Jedenfalls wurde auch ich ausgewechselt, acht Minuten vor Schluss. Ich hätte die letzten Sequenzen zwar noch zu Ende gespielt, war aber nicht mehr in der Lage, noch einmal alles zu geben. Mein Limit war überschritten. Und dann lief die letzte, wirklich allerletzte Minute der regulären Spielzeit. Neymar kam an den Ball, spielte einen krummen Pass in die Mitte, fand Kollege Marquinhos und es stand 1:1. Ein Moment der Fassungslosigkeit. Als hätte ich auf dem Operationstisch gelegen, und der Chirurg hätte mir ohne Narkose das Bein aufgeschnitten. Wir waren platt, das konnte wohl jeder sehen. Wir hatten so lange durchgehalten. Wenn du 90 Minuten alles reinschmeißt, das Champions-League-Halbfinale zum Greifen nah ist und du dann so bitter enttäuscht wirst, ist das einfach grausam. Da war eine Leere in meinem Körper. Und es wurde noch viel schlimmer. Auf der Bank hatten wir uns gerade noch schief angeguckt und ahnten, dass es jetzt ganz schwer werden würde. Es war einfach kein Benzin mehr im Tank. Spätestens in der Verlängerung, so ahnten wir, würden wir umfallen. Aber bis dahin kam es gar nicht.
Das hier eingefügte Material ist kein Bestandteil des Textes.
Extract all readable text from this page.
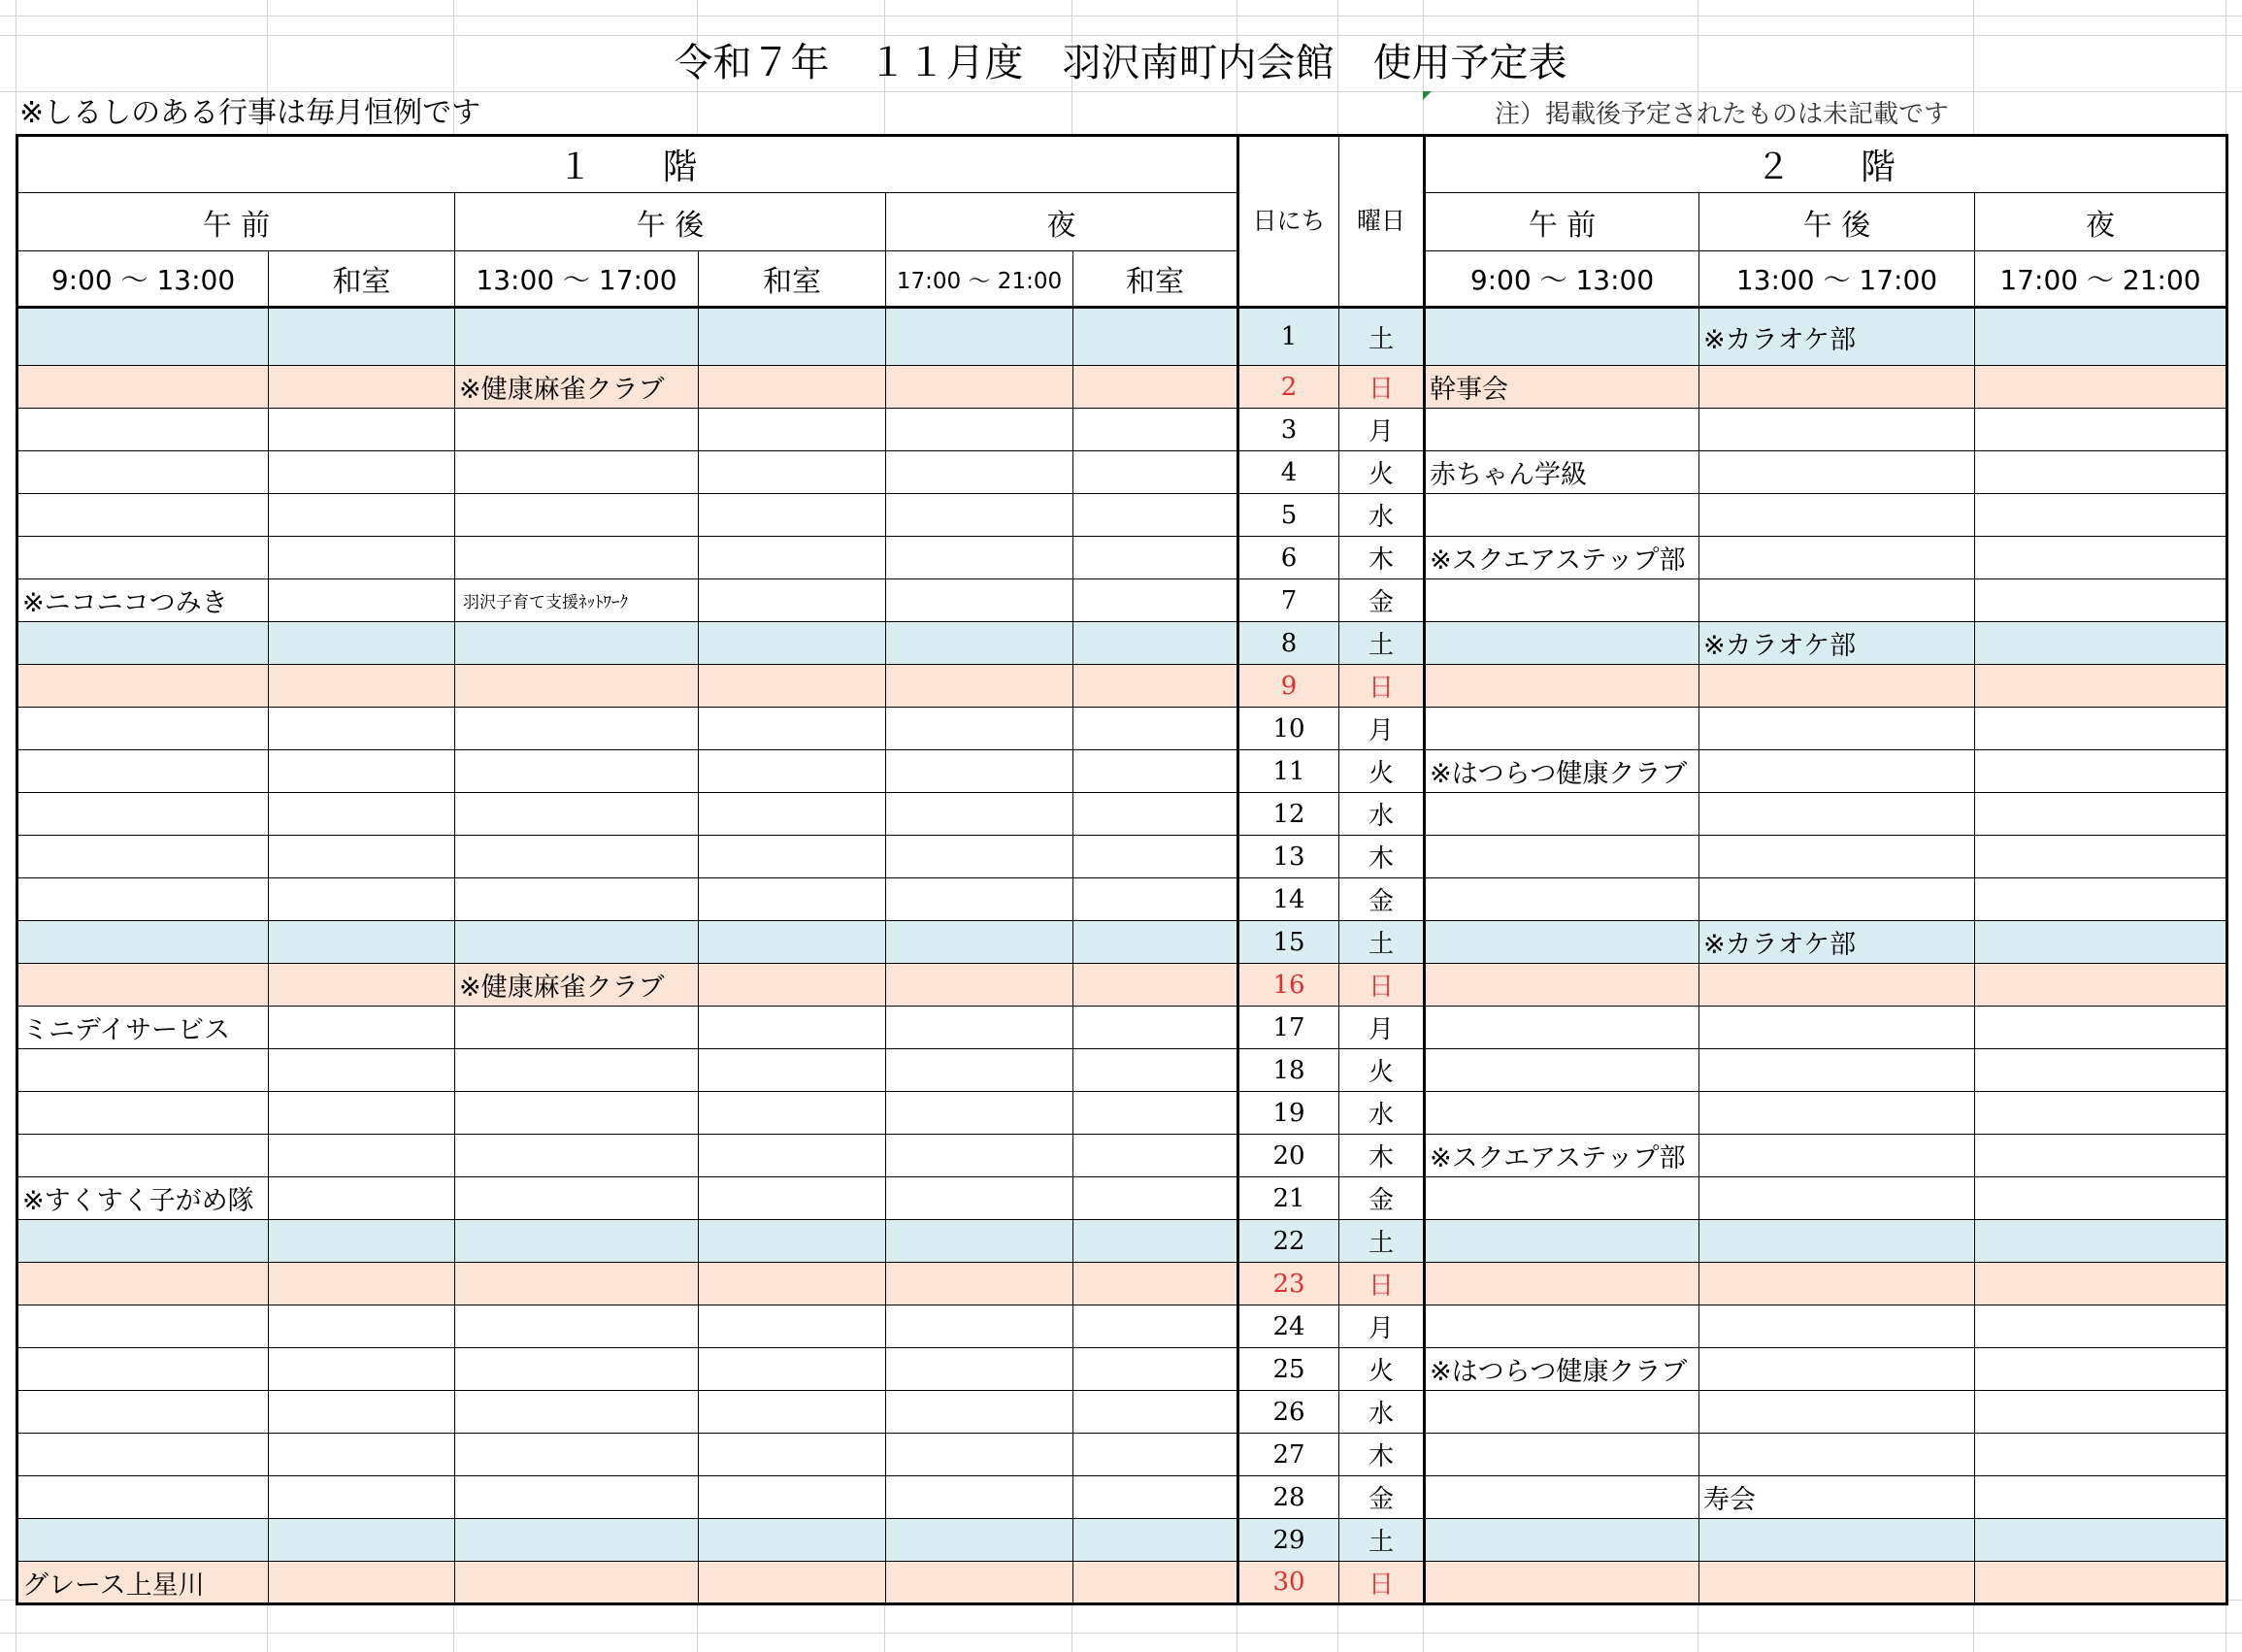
令和７年　１１月度　羽沢南町内会館　使用予定表
※しるしのある行事は毎月恒例です	注）掲載後予定されたものは未記載です
１　　階						日にち	曜日	２　　階		
午 前		午 後		夜				午 前	午 後	夜
9:00 ～ 13:00	和室	13:00 ～ 17:00	和室	17:00 ～ 21:00	和室			9:00 ～ 13:00	13:00 ～ 17:00	17:00 ～ 21:00
						1	土		※カラオケ部	
		※健康麻雀クラブ				2	日	幹事会		
						3	月			
						4	火	赤ちゃん学級		
						5	水			
						6	木	※スクエアステップ部		
※ニコニコつみき		羽沢子育て支援ﾈｯﾄﾜｰｸ				7	金			
						8	土		※カラオケ部	
						9	日			
						10	月			
						11	火	※はつらつ健康クラブ		
						12	水			
						13	木			
						14	金			
						15	土		※カラオケ部	
		※健康麻雀クラブ				16	日			
ミニデイサービス						17	月			
						18	火			
						19	水			
						20	木	※スクエアステップ部		
※すくすく子がめ隊						21	金			
						22	土			
						23	日			
						24	月			
						25	火	※はつらつ健康クラブ		
						26	水			
						27	木			
						28	金		寿会	
						29	土			
グレース上星川						30	日			
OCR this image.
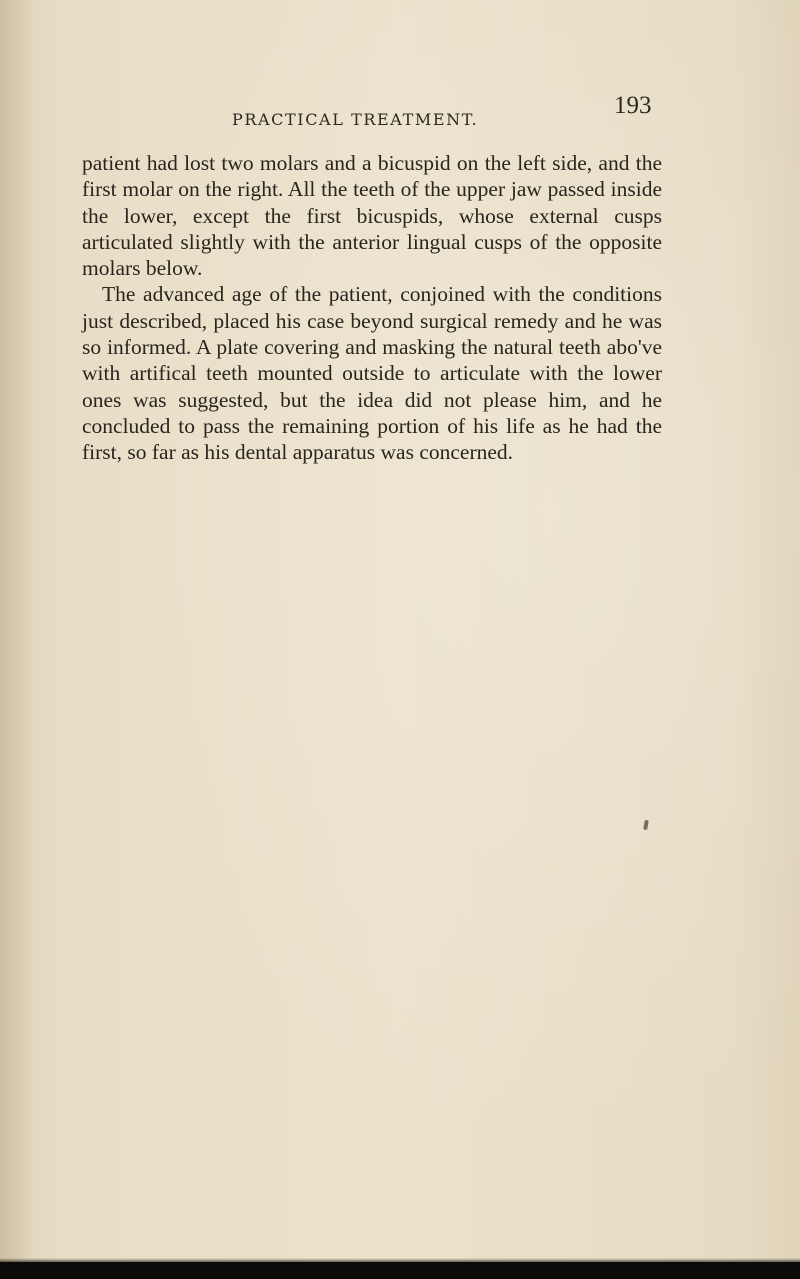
PRACTICAL TREATMENT.
193

patient had lost two molars and a bicuspid on the left side, and the first molar on the right. All the teeth of the upper jaw passed inside the lower, except the first bicuspids, whose external cusps articulated slightly with the anterior lingual cusps of the opposite molars below.

The advanced age of the patient, conjoined with the conditions just described, placed his case beyond surgical remedy and he was so informed. A plate covering and masking the natural teeth abo've with artifical teeth mounted outside to articulate with the lower ones was suggested, but the idea did not please him, and he concluded to pass the remaining portion of his life as he had the first, so far as his dental apparatus was concerned.
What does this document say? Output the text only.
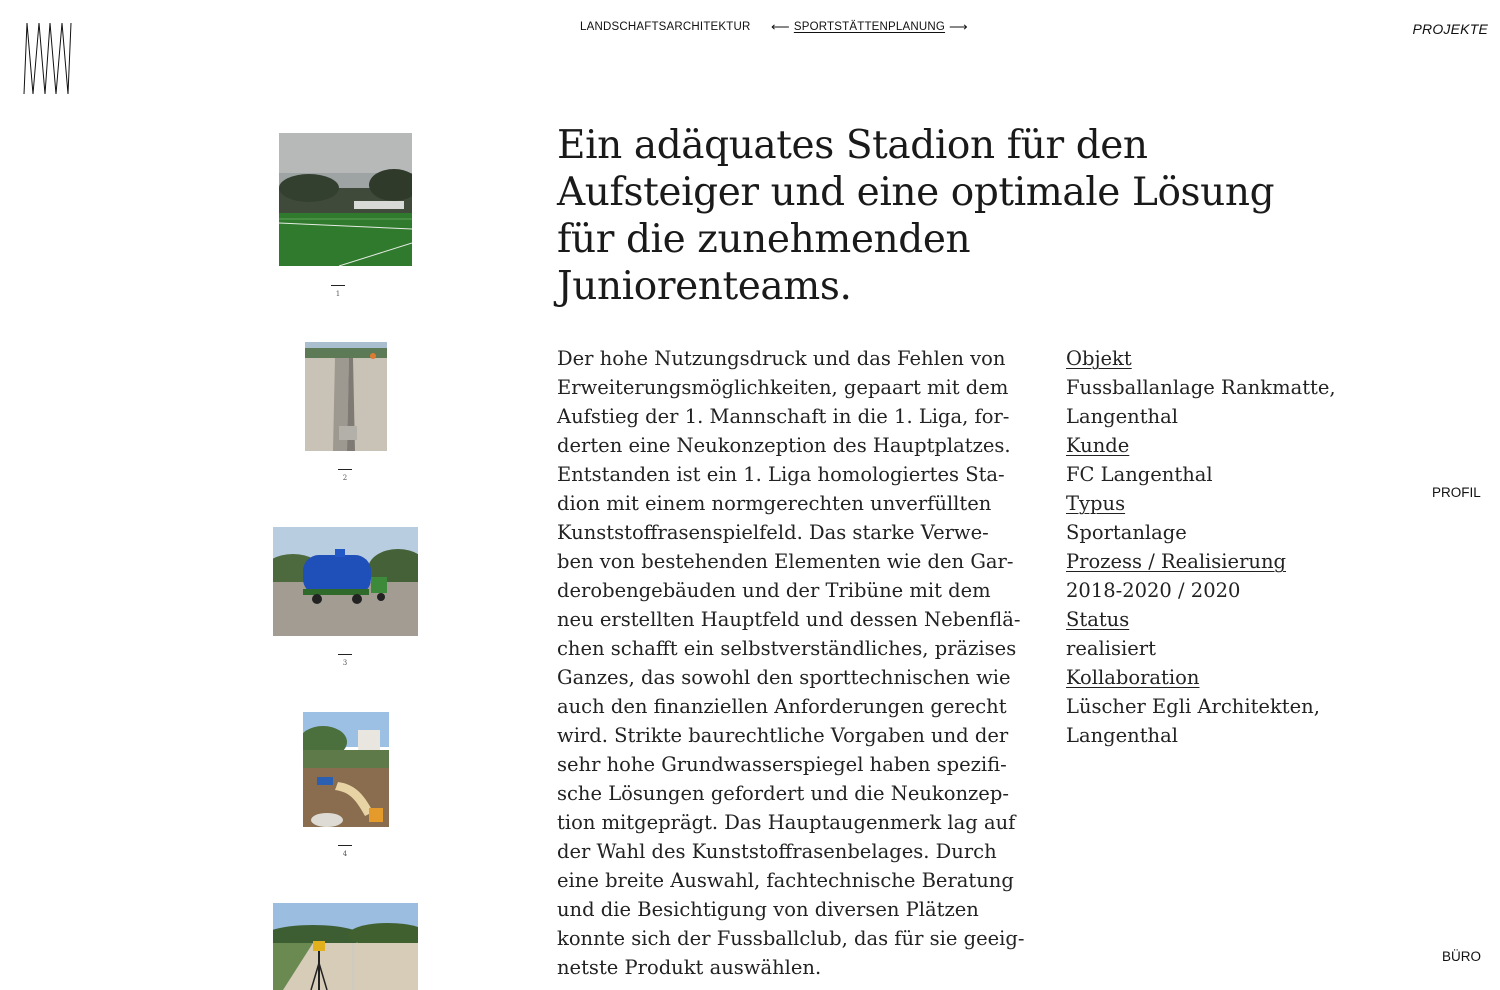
LANDSCHAFTSARCHITEKTUR ⟵ SPORTSTÄTTENPLANUNG ⟶	PROJEKTE
PROFIL
BÜRO
1
2
3
4
Ein adäquates Stadion für den
Aufsteiger und eine optimale Lösung
für die zunehmenden
Juniorenteams.
Der hohe Nutzungsdruck und das Fehlen von
Erweiterungsmöglichkeiten, gepaart mit dem
Aufstieg der 1. Mannschaft in die 1. Liga, for-
derten eine Neukonzeption des Hauptplatzes.
Entstanden ist ein 1. Liga homologiertes Sta-
dion mit einem normgerechten unverfüllten
Kunststoffrasenspielfeld. Das starke Verwe-
ben von bestehenden Elementen wie den Gar-
derobengebäuden und der Tribüne mit dem
neu erstellten Hauptfeld und dessen Nebenflä-
chen schafft ein selbstverständliches, präzises
Ganzes, das sowohl den sporttechnischen wie
auch den finanziellen Anforderungen gerecht
wird. Strikte baurechtliche Vorgaben und der
sehr hohe Grundwasserspiegel haben spezifi-
sche Lösungen gefordert und die Neukonzep-
tion mitgeprägt. Das Hauptaugenmerk lag auf
der Wahl des Kunststoffrasenbelages. Durch
eine breite Auswahl, fachtechnische Beratung
und die Besichtigung von diversen Plätzen
konnte sich der Fussballclub, das für sie geeig-
netste Produkt auswählen.
Objekt
Fussballanlage Rankmatte,
Langenthal
Kunde
FC Langenthal
Typus
Sportanlage
Prozess / Realisierung
2018-2020 / 2020
Status
realisiert
Kollaboration
Lüscher Egli Architekten,
Langenthal
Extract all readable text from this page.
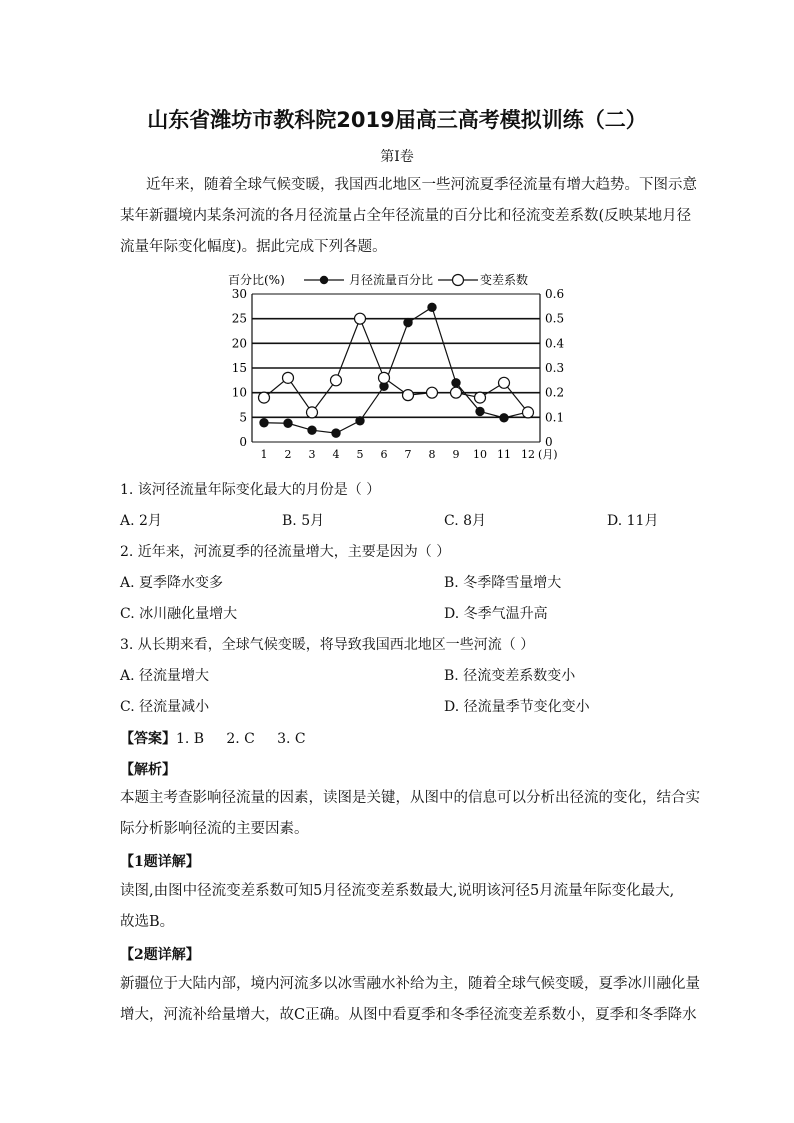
山东省潍坊市教科院2019届高三高考模拟训练（二）
第Ⅰ卷
近年来，随着全球气候变暖，我国西北地区一些河流夏季径流量有增大趋势。下图示意
某年新疆境内某条河流的各月径流量占全年径流量的百分比和径流变差系数(反映某地月径
流量年际变化幅度)。据此完成下列各题。
0
5
10
15
20
25
30
0
0.1
0.2
0.3
0.4
0.5
0.6
1 2 3 4 5 6 7 8 9 10 11 12 (月)
百分比(%)	月径流量百分比	变差系数
1. 该河径流量年际变化最大的月份是（ ）
A. 2月	B. 5月	C. 8月	D. 11月
2. 近年来，河流夏季的径流量增大，主要是因为（ ）
A. 夏季降水变多	B. 冬季降雪量增大
C. 冰川融化量增大	D. 冬季气温升高
3. 从长期来看，全球气候变暖，将导致我国西北地区一些河流（ ）
A. 径流量增大	B. 径流变差系数变小
C. 径流量减小	D. 径流量季节变化变小
【答案】1. B     2. C     3. C
【解析】
本题主考查影响径流量的因素，读图是关键，从图中的信息可以分析出径流的变化，结合实
际分析影响径流的主要因素。
【1题详解】
读图,由图中径流变差系数可知5月径流变差系数最大,说明该河径5月流量年际变化最大,
故选B。
【2题详解】
新疆位于大陆内部，境内河流多以冰雪融水补给为主，随着全球气候变暖，夏季冰川融化量
增大，河流补给量增大，故C正确。从图中看夏季和冬季径流变差系数小，夏季和冬季降水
Eric Maxim Choupo-Moting erzielte in der dritten Minute der Nachspielzeit das 2:1. Neymar leitete das Tor überragend ein. Dieser verdammte Neymar. Wir hatten nichts mehr entgegenzusetzen und sogar einen A‑Jugendlichen einwechseln müssen, während bei Paris ein Superstar wie Kylian Mbappé von der Bank kam und anschließend einen nach dem anderen vernaschte. Um da mitzuhalten, hätten wir Scooter oder Autos gebraucht. Irgendwann wäre das zweite Tor für PSG gefallen, also war es fast so etwas wie ein Gnadenstoß, dass wir nicht noch die Verlängerung ertragen mussten. Aber es tat unglaublich weh. Für so ein Spiel hatten wir uns zwei Jahre lang den Arsch aufgerissen. Man hört ja häufig Spieler in Interviews sagen, dass sie während des Spiels nicht eine Sekunde an den Sieg oder ans Weiterkommen gedacht hätten. Blödsinn. Natürlich habe ich nach dem 1:0 vom Halbfinale geträumt. Und natürlich hatte ich mich schon darauf gefreut. Das wurde uns innerhalb von drei Minuten genommen, und plötzlich hieß es Koffer packen. Freud und Leid liegen manchmal wirklich beschissen nah beieinander.